Hi everyone! I am using qiime2-2021.4 on a conda environment. We use FASTQ files generated from a 16S run on the Illumina MiSeq as our initial input in QIIME2.
Lately we've been having an issue and I am trying to narrow down whether it is an instrument issue or a QIIME2 issue, though I tend to lean towards instrument. Nonetheless, I figured I would check.
Basically after demultiplexing (even with a file that has ~200 MBP of data generated, which is our normal file size that would generate a forward sequence count of perhaps ~20k reads per sample), we are only seeing a forward sequence count of around ~300 per sample and we have absolutely no idea why.

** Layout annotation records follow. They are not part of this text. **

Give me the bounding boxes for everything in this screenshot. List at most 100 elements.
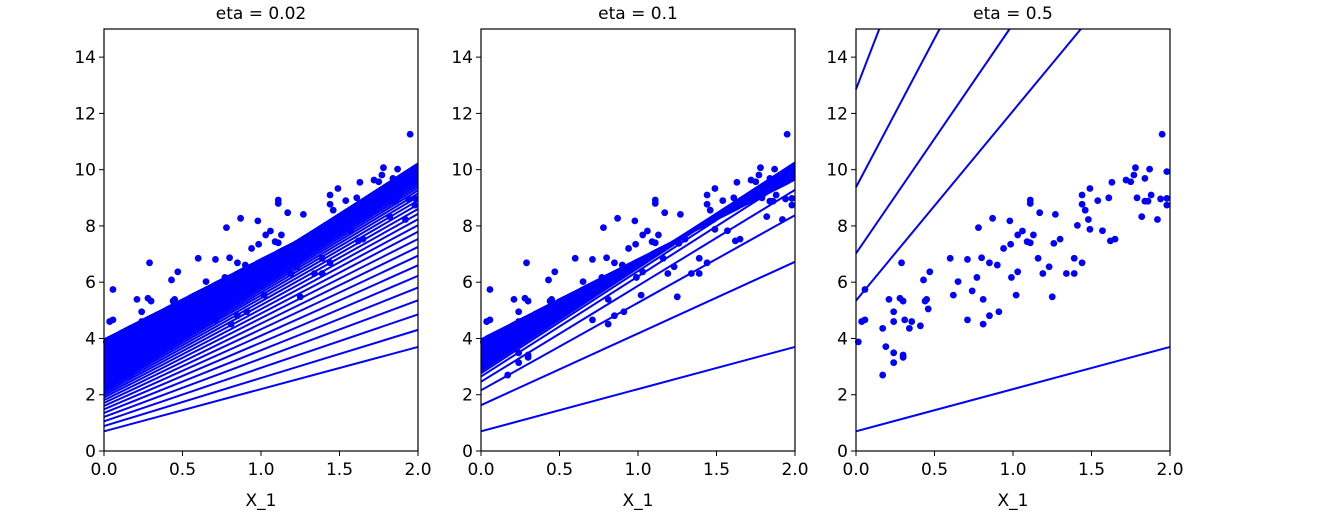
data-point <box>788 168 796 176</box>
data-point <box>486 316 494 324</box>
y-tick-label: 14 <box>826 48 848 68</box>
data-point <box>1073 221 1081 229</box>
y-tick-label: 14 <box>451 48 473 68</box>
data-point <box>212 316 219 324</box>
gd-line <box>103 328 419 428</box>
data-point <box>515 359 523 367</box>
data-point <box>1099 227 1106 235</box>
data-point <box>783 130 791 138</box>
data-point <box>1163 168 1171 176</box>
data-point <box>321 221 329 229</box>
data-point <box>618 261 626 269</box>
data-point <box>890 318 898 325</box>
data-point <box>149 316 157 324</box>
data-point <box>334 225 342 233</box>
data-point <box>620 308 628 316</box>
data-point <box>510 295 518 303</box>
data-point <box>533 318 541 325</box>
gd-line <box>103 299 419 418</box>
data-point <box>633 274 640 281</box>
data-point <box>479 338 487 346</box>
data-point <box>130 343 138 351</box>
gd-line <box>103 286 419 414</box>
data-point <box>282 254 290 262</box>
data-point <box>1006 217 1014 225</box>
data-point <box>709 216 717 223</box>
data-point <box>156 318 164 325</box>
data-point <box>920 276 927 284</box>
x-tick-label: 0.0 <box>90 460 117 480</box>
data-point <box>603 254 610 262</box>
data-point <box>763 213 771 221</box>
data-point <box>574 291 582 299</box>
data-point <box>530 324 538 332</box>
data-point <box>1108 178 1116 186</box>
data-point <box>133 295 141 303</box>
y-tick-label: 4 <box>85 329 96 349</box>
data-point <box>625 245 632 252</box>
data-point <box>1158 130 1166 138</box>
data-point <box>659 254 667 262</box>
data-point <box>989 214 996 222</box>
data-point <box>524 353 532 361</box>
data-point <box>964 256 971 263</box>
data-point <box>127 324 135 332</box>
data-point <box>924 305 932 313</box>
data-point <box>711 225 719 233</box>
data-point <box>571 254 579 262</box>
data-point <box>632 240 640 248</box>
data-point <box>644 227 651 235</box>
data-point <box>766 174 774 182</box>
data-point <box>854 338 862 346</box>
data-point <box>703 200 711 208</box>
data-point <box>879 371 887 379</box>
gd-line <box>103 192 419 383</box>
data-point <box>1163 201 1171 209</box>
gd-line <box>103 186 419 381</box>
gd-line <box>103 345 419 433</box>
data-point <box>898 259 905 267</box>
data-point <box>298 239 306 247</box>
data-point <box>1050 239 1058 247</box>
x-axis-label: X_1 <box>623 491 654 511</box>
data-point <box>631 217 639 225</box>
data-point <box>604 320 612 328</box>
axes-frame <box>855 28 1171 452</box>
data-point <box>655 231 662 239</box>
data-point <box>1034 254 1042 262</box>
data-point <box>541 322 549 330</box>
data-point <box>287 270 295 277</box>
data-point <box>589 256 596 263</box>
data-point <box>782 195 789 203</box>
data-point <box>197 291 205 299</box>
lines-group <box>854 28 1171 433</box>
data-point <box>861 316 869 324</box>
data-point <box>600 224 607 232</box>
data-point <box>378 171 386 179</box>
data-point <box>916 322 924 330</box>
data-point <box>986 312 993 320</box>
data-point <box>687 270 695 277</box>
x-tick-label: 1.0 <box>247 460 274 480</box>
data-point <box>262 231 270 239</box>
data-point <box>611 312 618 320</box>
data-point <box>703 259 711 267</box>
data-point <box>241 261 249 269</box>
data-point <box>639 268 647 276</box>
axes-frame <box>480 28 796 452</box>
gd-line <box>103 313 419 423</box>
data-point <box>304 235 312 243</box>
data-point <box>515 318 523 325</box>
data-point <box>359 235 367 243</box>
y-tick-label: 2 <box>837 386 848 406</box>
data-point <box>329 206 337 214</box>
x-axis-label: X_1 <box>246 491 277 511</box>
x-tick-label: 0.0 <box>467 460 494 480</box>
data-point <box>899 297 907 305</box>
data-point <box>256 274 263 281</box>
data-point <box>771 165 778 173</box>
data-point <box>1138 213 1146 221</box>
gd-line <box>103 230 419 397</box>
x-tick-label: 1.0 <box>999 460 1026 480</box>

Here is the code that we are running:
qiime tools import
--type EMPSingleEndSequences
--input-path
--output-path
qiime demux emp-single
--i-seqs
--m-barcodes-file
--m-barcodes-column 'BarcodeSequence'
--o-per-sample-sequences demultiplexed.qza
--o-error-correction-details errorcorrection.qza
qiime demux summarize
--i-data demultiplexed.qza
--o-visualization demultiplexed.qzv
qiime tools view demultiplexed.qzv
Is there a possibility that this is a QIIME2 issue? Again, inclined to think it is not but just want to cover my bases.